Os que ainda não sabiam fiquem sabendo que a China já é a quarta economia do mundo, superada apenas pelos Estados Unidos, Japão e Alemanha. E vai ser a primeira, escrevam. O chinês, além de paciente, é persistente, qualidades que se aglutinam -e que são imbatíveis quando se aglutinam.
Mas não foi o progresso comercial e tecnológico chinês que me trouxe à memória o "Paraíso perdido". Quero mais que a China progrida em paz, que compita no mercado mundial com produtos de boa qualidade e bom preço. A própria explosão do tal muro, que levantou uma onda de quase 30 metros no plácido rio Yangtze, e poderia, pela quantidade de explosivos utilizada destruir 400 prédios de dez andares, não me surpreendeu nem amedrontou. A vida já me calejou para sustos dessa grandeza.

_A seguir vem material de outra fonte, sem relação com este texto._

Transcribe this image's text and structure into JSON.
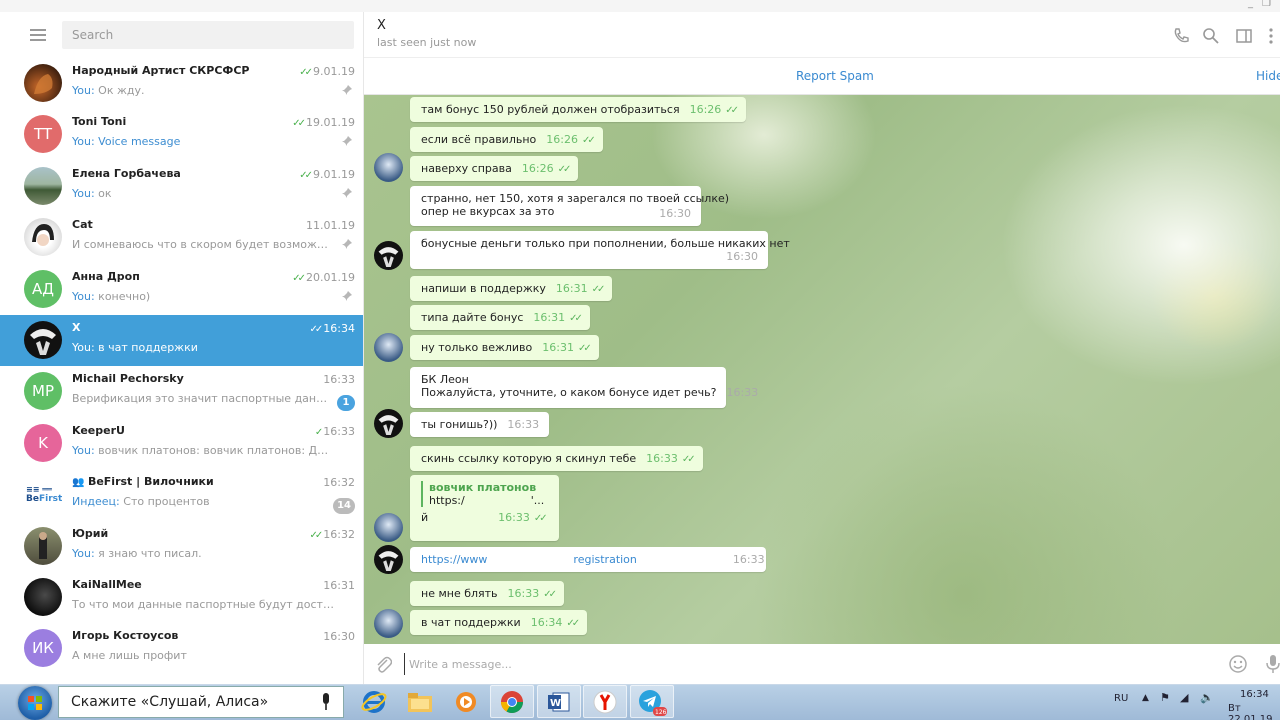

O que me trouxe à lembrança os versos de Milton foi uma pequena observação perdida no corpo da notícia: o projeto da represa de Três Gargantas, diz o jornal, é considerado um triunfo da engenharia, "mas poderá trazer muitos problemas ambientais". Só uma pergunta, diante disso. Duas, na verdade; "perguntar não ofende", já dizia o humorista: Quando, afinal, vamos fazer a nossa parte?
Quantos paraísos teremos perdido, então?


AUGUSTO MARZAGÃO, jornalista, é autor do livro "Memorial do Presente" (Nova Fronteira). Foi secretário da Comunicação Institucional da Presidência da República (governo Itamar Franco) e secretário particular dos presidentes Jânio Quadros e José Sarney.